We can do this using the Spatial.get_global_transform_interpolated function. This acts exactly like getting Spatial.global_transform but it gives you the interpolated transform (during a _process() call).


get_global_transform_interpolated() should only be used once or twice for special cases such as Cameras. It should not be used all over the place in your code (both for performance reasons, and to give correct gameplay).


Aside from exceptions like the Camera, in most cases, your game logic should be in _physics_process().
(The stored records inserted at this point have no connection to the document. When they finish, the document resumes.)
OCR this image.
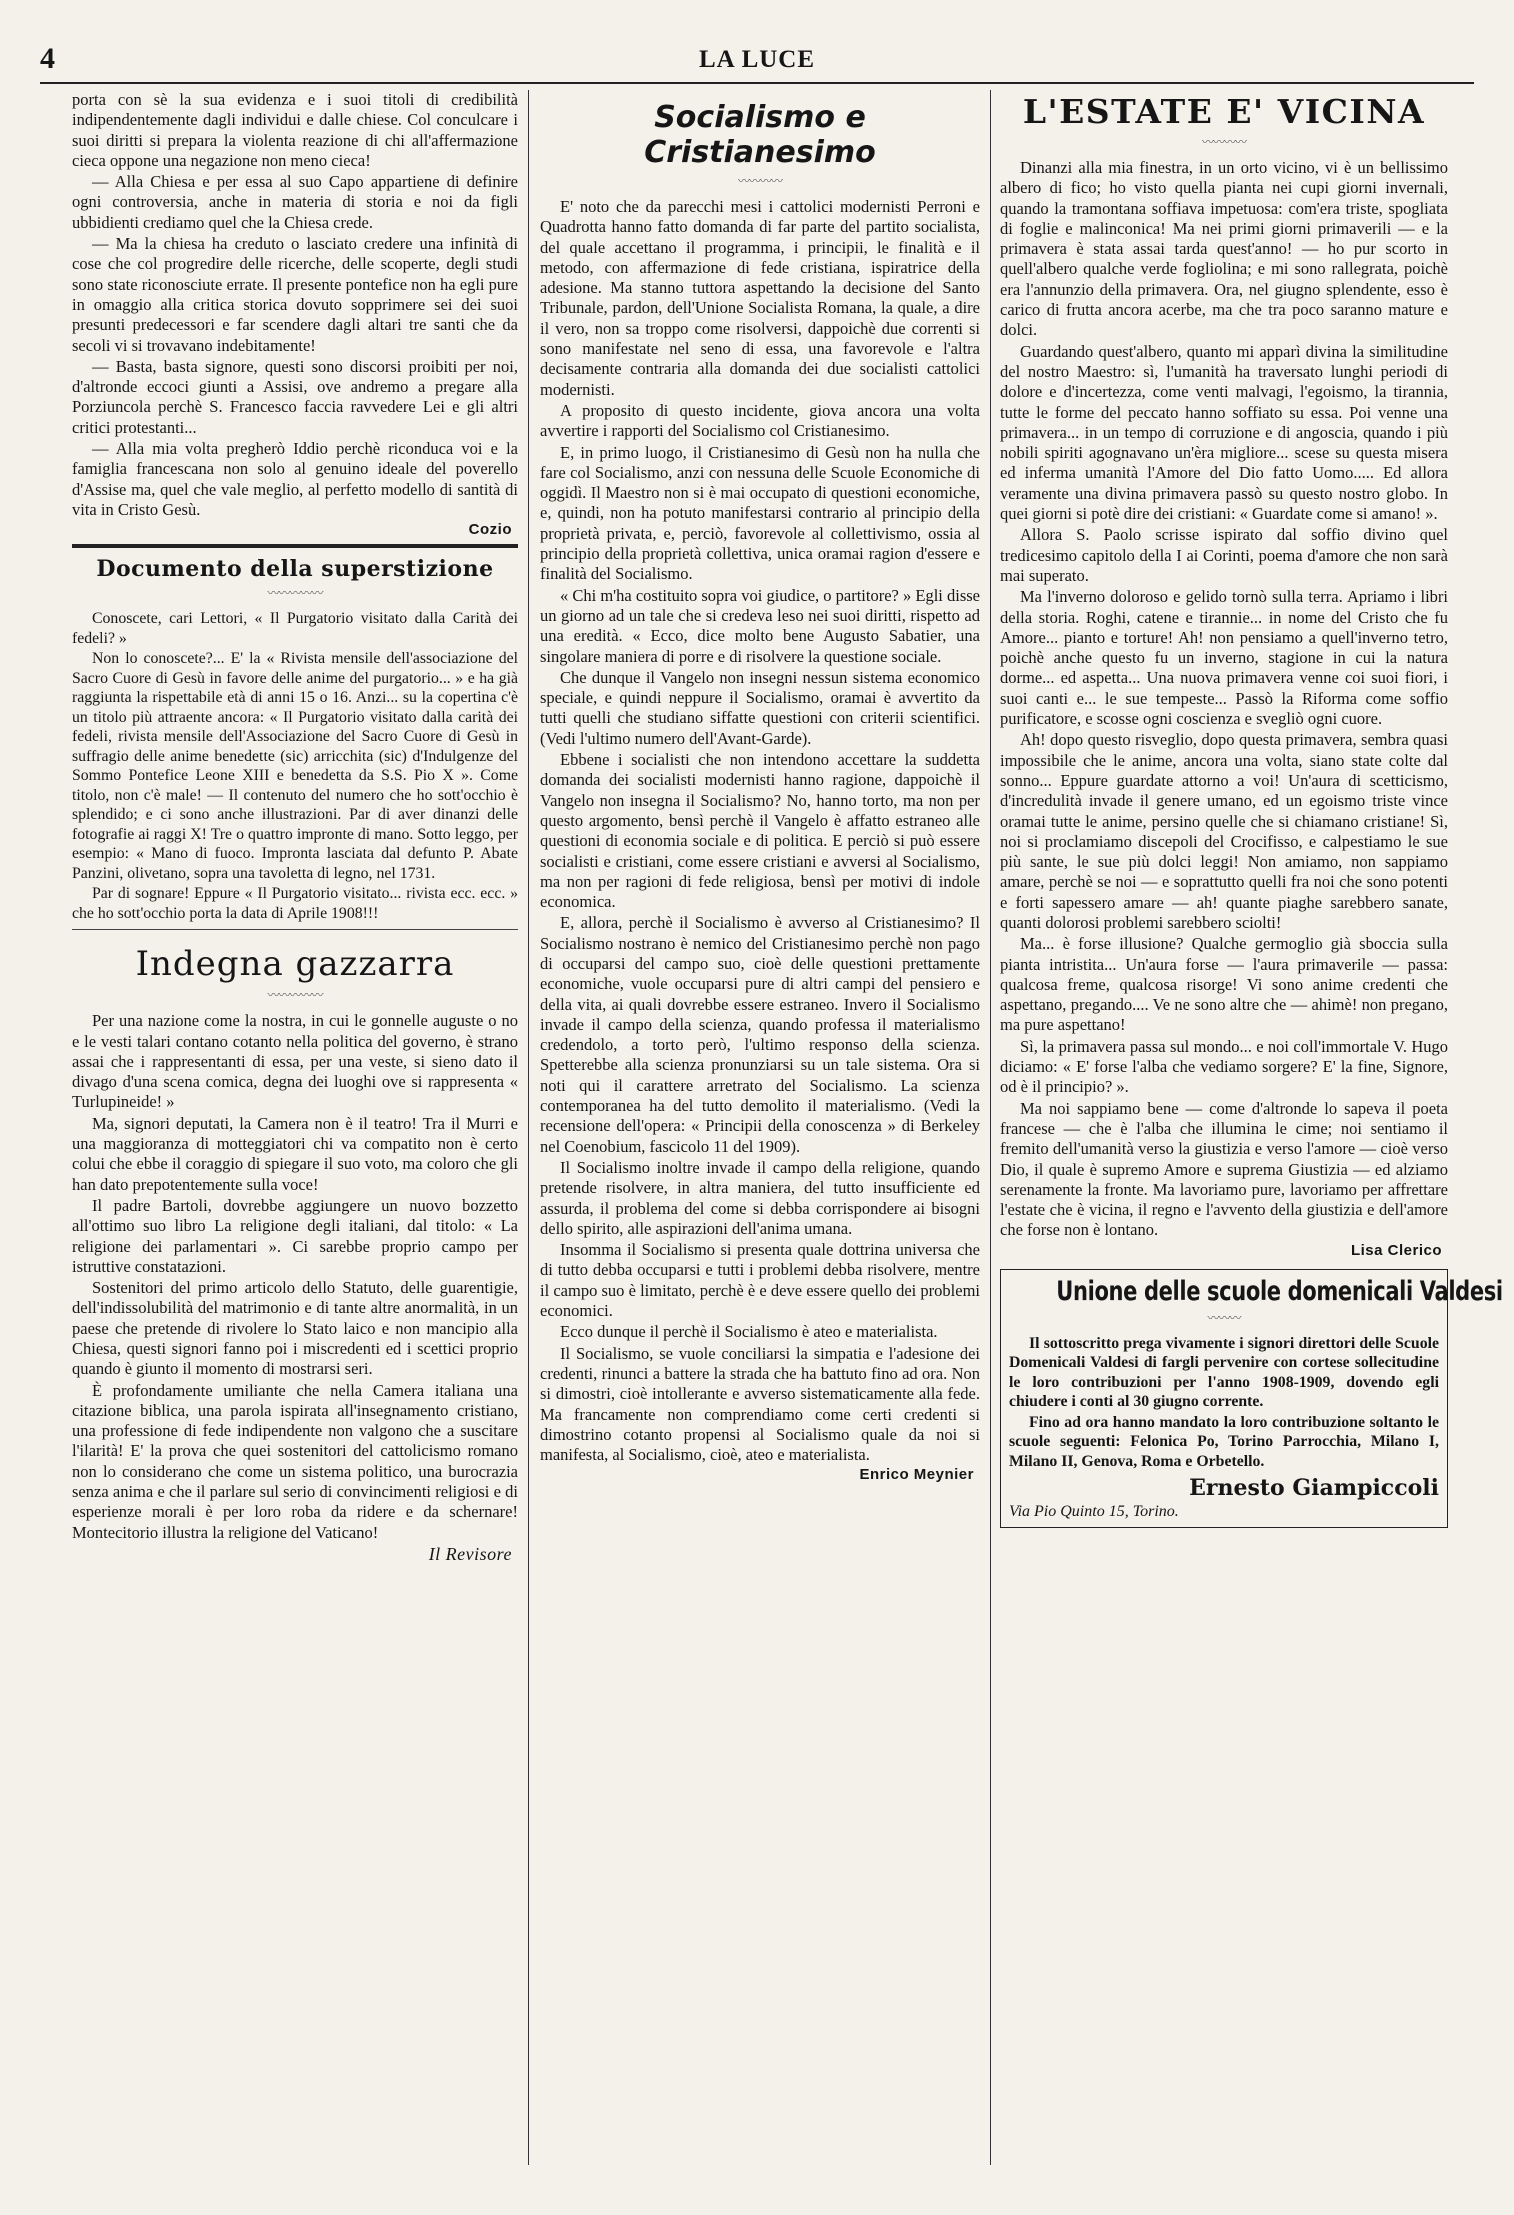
4	LA LUCE

porta con sè la sua evidenza e i suoi titoli di credibilità indipendentemente dagli individui e dalle chiese. Col conculcare i suoi diritti si prepara la violenta reazione di chi all'affermazione cieca oppone una negazione non meno cieca!

— Alla Chiesa e per essa al suo Capo appartiene di definire ogni controversia, anche in materia di storia e noi da figli ubbidienti crediamo quel che la Chiesa crede.

— Ma la chiesa ha creduto o lasciato credere una infinità di cose che col progredire delle ricerche, delle scoperte, degli studi sono state riconosciute errate. Il presente pontefice non ha egli pure in omaggio alla critica storica dovuto sopprimere sei dei suoi presunti predecessori e far scendere dagli altari tre santi che da secoli vi si trovavano indebitamente!

— Basta, basta signore, questi sono discorsi proibiti per noi, d'altronde eccoci giunti a Assisi, ove andremo a pregare alla Porziuncola perchè S. Francesco faccia ravvedere Lei e gli altri critici protestanti...

— Alla mia volta pregherò Iddio perchè riconduca voi e la famiglia francescana non solo al genuino ideale del poverello d'Assise ma, quel che vale meglio, al perfetto modello di santità di vita in Cristo Gesù.

Cozio
Documento della superstizione
〰〰〰〰〰

Conoscete, cari Lettori, « Il Purgatorio visitato dalla Carità dei fedeli? »

Non lo conoscete?... E' la « Rivista mensile dell'associazione del Sacro Cuore di Gesù in favore delle anime del purgatorio... » e ha già raggiunta la rispettabile età di anni 15 o 16. Anzi... su la copertina c'è un titolo più attraente ancora: « Il Purgatorio visitato dalla carità dei fedeli, rivista mensile dell'Associazione del Sacro Cuore di Gesù in suffragio delle anime benedette (sic) arricchita (sic) d'Indulgenze del Sommo Pontefice Leone XIII e benedetta da S.S. Pio X ». Come titolo, non c'è male! — Il contenuto del numero che ho sott'occhio è splendido; e ci sono anche illustrazioni. Par di aver dinanzi delle fotografie ai raggi X! Tre o quattro impronte di mano. Sotto leggo, per esempio: « Mano di fuoco. Impronta lasciata dal defunto P. Abate Panzini, olivetano, sopra una tavoletta di legno, nel 1731.

Par di sognare! Eppure « Il Purgatorio visitato... rivista ecc. ecc. » che ho sott'occhio porta la data di Aprile 1908!!!

Indegna gazzarra
〰〰〰〰〰

Per una nazione come la nostra, in cui le gonnelle auguste o no e le vesti talari contano cotanto nella politica del governo, è strano assai che i rappresentanti di essa, per una veste, si sieno dato il divago d'una scena comica, degna dei luoghi ove si rappresenta « Turlupineide! »

Ma, signori deputati, la Camera non è il teatro! Tra il Murri e una maggioranza di motteggiatori chi va compatito non è certo colui che ebbe il coraggio di spiegare il suo voto, ma coloro che gli han dato prepotentemente sulla voce!

Il padre Bartoli, dovrebbe aggiungere un nuovo bozzetto all'ottimo suo libro La religione degli italiani, dal titolo: « La religione dei parlamentari ». Ci sarebbe proprio campo per istruttive constatazioni.

Sostenitori del primo articolo dello Statuto, delle guarentigie, dell'indissolubilità del matrimonio e di tante altre anormalità, in un paese che pretende di rivolere lo Stato laico e non mancipio alla Chiesa, questi signori fanno poi i miscredenti ed i scettici proprio quando è giunto il momento di mostrarsi seri.

È profondamente umiliante che nella Camera italiana una citazione biblica, una parola ispirata all'insegnamento cristiano, una professione di fede indipendente non valgono che a suscitare l'ilarità! E' la prova che quei sostenitori del cattolicismo romano non lo considerano che come un sistema politico, una burocrazia senza anima e che il parlare sul serio di convincimenti religiosi e di esperienze morali è per loro roba da ridere e da schernare! Montecitorio illustra la religione del Vaticano!

Il Revisore
Socialismo e Cristianesimo
〰〰〰〰

E' noto che da parecchi mesi i cattolici modernisti Perroni e Quadrotta hanno fatto domanda di far parte del partito socialista, del quale accettano il programma, i principii, le finalità e il metodo, con affermazione di fede cristiana, ispiratrice della adesione. Ma stanno tuttora aspettando la decisione del Santo Tribunale, pardon, dell'Unione Socialista Romana, la quale, a dire il vero, non sa troppo come risolversi, dappoichè due correnti si sono manifestate nel seno di essa, una favorevole e l'altra decisamente contraria alla domanda dei due socialisti cattolici modernisti.

A proposito di questo incidente, giova ancora una volta avvertire i rapporti del Socialismo col Cristianesimo.

E, in primo luogo, il Cristianesimo di Gesù non ha nulla che fare col Socialismo, anzi con nessuna delle Scuole Economiche di oggidì. Il Maestro non si è mai occupato di questioni economiche, e, quindi, non ha potuto manifestarsi contrario al principio della proprietà privata, e, perciò, favorevole al collettivismo, ossia al principio della proprietà collettiva, unica oramai ragion d'essere e finalità del Socialismo.

« Chi m'ha costituito sopra voi giudice, o partitore? » Egli disse un giorno ad un tale che si credeva leso nei suoi diritti, rispetto ad una eredità. « Ecco, dice molto bene Augusto Sabatier, una singolare maniera di porre e di risolvere la questione sociale.

Che dunque il Vangelo non insegni nessun sistema economico speciale, e quindi neppure il Socialismo, oramai è avvertito da tutti quelli che studiano siffatte questioni con criterii scientifici. (Vedi l'ultimo numero dell'Avant-Garde).

Ebbene i socialisti che non intendono accettare la suddetta domanda dei socialisti modernisti hanno ragione, dappoichè il Vangelo non insegna il Socialismo? No, hanno torto, ma non per questo argomento, bensì perchè il Vangelo è affatto estraneo alle questioni di economia sociale e di politica. E perciò si può essere socialisti e cristiani, come essere cristiani e avversi al Socialismo, ma non per ragioni di fede religiosa, bensì per motivi di indole economica.

E, allora, perchè il Socialismo è avverso al Cristianesimo? Il Socialismo nostrano è nemico del Cristianesimo perchè non pago di occuparsi del campo suo, cioè delle questioni prettamente economiche, vuole occuparsi pure di altri campi del pensiero e della vita, ai quali dovrebbe essere estraneo. Invero il Socialismo invade il campo della scienza, quando professa il materialismo credendolo, a torto però, l'ultimo responso della scienza. Spetterebbe alla scienza pronunziarsi su un tale sistema. Ora si noti qui il carattere arretrato del Socialismo. La scienza contemporanea ha del tutto demolito il materialismo. (Vedi la recensione dell'opera: « Principii della conoscenza » di Berkeley nel Coenobium, fascicolo 11 del 1909).

Il Socialismo inoltre invade il campo della religione, quando pretende risolvere, in altra maniera, del tutto insufficiente ed assurda, il problema del come si debba corrispondere ai bisogni dello spirito, alle aspirazioni dell'anima umana.

Insomma il Socialismo si presenta quale dottrina universa che di tutto debba occuparsi e tutti i problemi debba risolvere, mentre il campo suo è limitato, perchè è e deve essere quello dei problemi economici.

Ecco dunque il perchè il Socialismo è ateo e materialista.

Il Socialismo, se vuole conciliarsi la simpatia e l'adesione dei credenti, rinunci a battere la strada che ha battuto fino ad ora. Non si dimostri, cioè intollerante e avverso sistematicamente alla fede. Ma francamente non comprendiamo come certi credenti si dimostrino cotanto propensi al Socialismo quale da noi si manifesta, al Socialismo, cioè, ateo e materialista.

Enrico Meynier
L'ESTATE E' VICINA
〰〰〰〰

Dinanzi alla mia finestra, in un orto vicino, vi è un bellissimo albero di fico; ho visto quella pianta nei cupi giorni invernali, quando la tramontana soffiava impetuosa: com'era triste, spogliata di foglie e malinconica! Ma nei primi giorni primaverili — e la primavera è stata assai tarda quest'anno! — ho pur scorto in quell'albero qualche verde fogliolina; e mi sono rallegrata, poichè era l'annunzio della primavera. Ora, nel giugno splendente, esso è carico di frutta ancora acerbe, ma che tra poco saranno mature e dolci.

Guardando quest'albero, quanto mi apparì divina la similitudine del nostro Maestro: sì, l'umanità ha traversato lunghi periodi di dolore e d'incertezza, come venti malvagi, l'egoismo, la tirannia, tutte le forme del peccato hanno soffiato su essa. Poi venne una primavera... in un tempo di corruzione e di angoscia, quando i più nobili spiriti agognavano un'èra migliore... scese su questa misera ed inferma umanità l'Amore del Dio fatto Uomo..... Ed allora veramente una divina primavera passò su questo nostro globo. In quei giorni si potè dire dei cristiani: « Guardate come si amano! ».

Allora S. Paolo scrisse ispirato dal soffio divino quel tredicesimo capitolo della I ai Corinti, poema d'amore che non sarà mai superato.

Ma l'inverno doloroso e gelido tornò sulla terra. Apriamo i libri della storia. Roghi, catene e tirannie... in nome del Cristo che fu Amore... pianto e torture! Ah! non pensiamo a quell'inverno tetro, poichè anche questo fu un inverno, stagione in cui la natura dorme... ed aspetta... Una nuova primavera venne coi suoi fiori, i suoi canti e... le sue tempeste... Passò la Riforma come soffio purificatore, e scosse ogni coscienza e svegliò ogni cuore.

Ah! dopo questo risveglio, dopo questa primavera, sembra quasi impossibile che le anime, ancora una volta, siano state colte dal sonno... Eppure guardate attorno a voi! Un'aura di scetticismo, d'incredulità invade il genere umano, ed un egoismo triste vince oramai tutte le anime, persino quelle che si chiamano cristiane! Sì, noi si proclamiamo discepoli del Crocifisso, e calpestiamo le sue più sante, le sue più dolci leggi! Non amiamo, non sappiamo amare, perchè se noi — e soprattutto quelli fra noi che sono potenti e forti sapessero amare — ah! quante piaghe sarebbero sanate, quanti dolorosi problemi sarebbero sciolti!

Ma... è forse illusione? Qualche germoglio già sboccia sulla pianta intristita... Un'aura forse — l'aura primaverile — passa: qualcosa freme, qualcosa risorge! Vi sono anime credenti che aspettano, pregando.... Ve ne sono altre che — ahimè! non pregano, ma pure aspettano!

Sì, la primavera passa sul mondo... e noi coll'immortale V. Hugo diciamo: « E' forse l'alba che vediamo sorgere? E' la fine, Signore, od è il principio? ».

Ma noi sappiamo bene — come d'altronde lo sapeva il poeta francese — che è l'alba che illumina le cime; noi sentiamo il fremito dell'umanità verso la giustizia e verso l'amore — cioè verso Dio, il quale è supremo Amore e suprema Giustizia — ed alziamo serenamente la fronte. Ma lavoriamo pure, lavoriamo per affrettare l'estate che è vicina, il regno e l'avvento della giustizia e dell'amore che forse non è lontano.

Lisa Clerico
Unione delle scuole domenicali Valdesi
〰〰〰

Il sottoscritto prega vivamente i signori direttori delle Scuole Domenicali Valdesi di fargli pervenire con cortese sollecitudine le loro contribuzioni per l'anno 1908-1909, dovendo egli chiudere i conti al 30 giugno corrente.

Fino ad ora hanno mandato la loro contribuzione soltanto le scuole seguenti: Felonica Po, Torino Parrocchia, Milano I, Milano II, Genova, Roma e Orbetello.

Ernesto Giampiccoli
Via Pio Quinto 15, Torino.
In game logic you should be calling get_global_transform() or get_transform(), which will give the current physics transform (in global or local space respectively), which is usually what you will want for gameplay code.
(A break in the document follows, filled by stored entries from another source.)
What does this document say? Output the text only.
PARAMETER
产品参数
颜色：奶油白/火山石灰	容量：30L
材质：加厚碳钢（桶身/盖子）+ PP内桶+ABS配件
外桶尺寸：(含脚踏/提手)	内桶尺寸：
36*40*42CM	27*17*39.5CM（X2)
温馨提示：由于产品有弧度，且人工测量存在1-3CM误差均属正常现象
Example manual Camera script

Here is an example of a simple fixed Camera which follows an interpolated target:

extends Camera

# Node that the camera will follow
var _target

# We will smoothly lerp to follow the target
# rather than follow exactly
var _target_pos : Vector3 = Vector3()

func _ready() -> void:
        # Find the target node
        _target = get_node("../Player")

        # Turn off automatic physics interpolation for the Camera,
        # we will be doing this manually

func _process(delta: float) -> void:
        # Find the current interpolated transform of the target
        var tr : Transform = _target.get_global_transform_interpolated()

        # Provide some delayed smoothed lerping towards the target position
        _target_pos = lerp(_target_pos, tr.origin, min(delta, 1.0))
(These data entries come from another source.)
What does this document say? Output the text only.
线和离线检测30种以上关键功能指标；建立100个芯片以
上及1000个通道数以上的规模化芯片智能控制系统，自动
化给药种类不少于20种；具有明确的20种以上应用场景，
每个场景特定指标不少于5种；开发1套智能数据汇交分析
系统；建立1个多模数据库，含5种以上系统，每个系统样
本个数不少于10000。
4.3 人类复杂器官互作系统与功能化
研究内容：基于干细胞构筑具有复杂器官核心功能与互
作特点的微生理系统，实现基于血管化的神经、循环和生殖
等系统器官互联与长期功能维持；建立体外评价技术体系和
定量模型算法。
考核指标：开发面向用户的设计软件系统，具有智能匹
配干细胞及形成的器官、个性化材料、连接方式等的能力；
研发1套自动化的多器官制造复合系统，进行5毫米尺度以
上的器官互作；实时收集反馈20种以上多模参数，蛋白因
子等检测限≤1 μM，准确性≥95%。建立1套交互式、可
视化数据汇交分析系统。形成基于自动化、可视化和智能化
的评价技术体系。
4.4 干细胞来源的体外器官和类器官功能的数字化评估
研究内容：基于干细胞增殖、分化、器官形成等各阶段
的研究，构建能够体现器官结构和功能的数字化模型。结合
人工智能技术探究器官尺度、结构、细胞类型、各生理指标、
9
        # Fixed camera position, but it will follow the target
        look_at(_target_pos, Vector3(0, 1, 0))

Mouse look

Mouse look is a very common way of controlling Cameras. But there is a problem. Unlike keyboard input which can be sampled periodically on the physics tick, mouse move events can come in continuously. The Camera will be expected to react and follow these mouse movements on the next frame, rather than waiting until the next physics tick.

In this situation, it can be better to disable physics interpolation for the Camera node (using Node.physics_interpolation_mode) and directly apply the mouse input to the Camera rotation, rather than apply it in _physics_process.

Sometimes, especially with Cameras, you will want to use a combination of interpolation and non-interpolation:

There are many permutations and variations of Camera types, but it should be clear that in many cases, disabling automatic physics interpolation and handling this yourself can give a better result.

Disabling interpolation on other nodes

Although Cameras are the most common example, there are a number of cases when you may wish other nodes to control their own interpolation, or be non-interpolated. Consider for example, a player in a top view game whose rotation is controlled by mouse look. Disabling physics rotation allows the player rotation to match the mouse in real-time.


Although most visual Nodes follow the single Node single visual instance paradigm, MultiMeshes can control several instances from the same Node. Therefore, they have some extra functions for controlling interpolation functionality on a per-instance basis. You should explore these functions if you are using interpolated MultiMeshes.

Full details are in the MultiMesh documentation.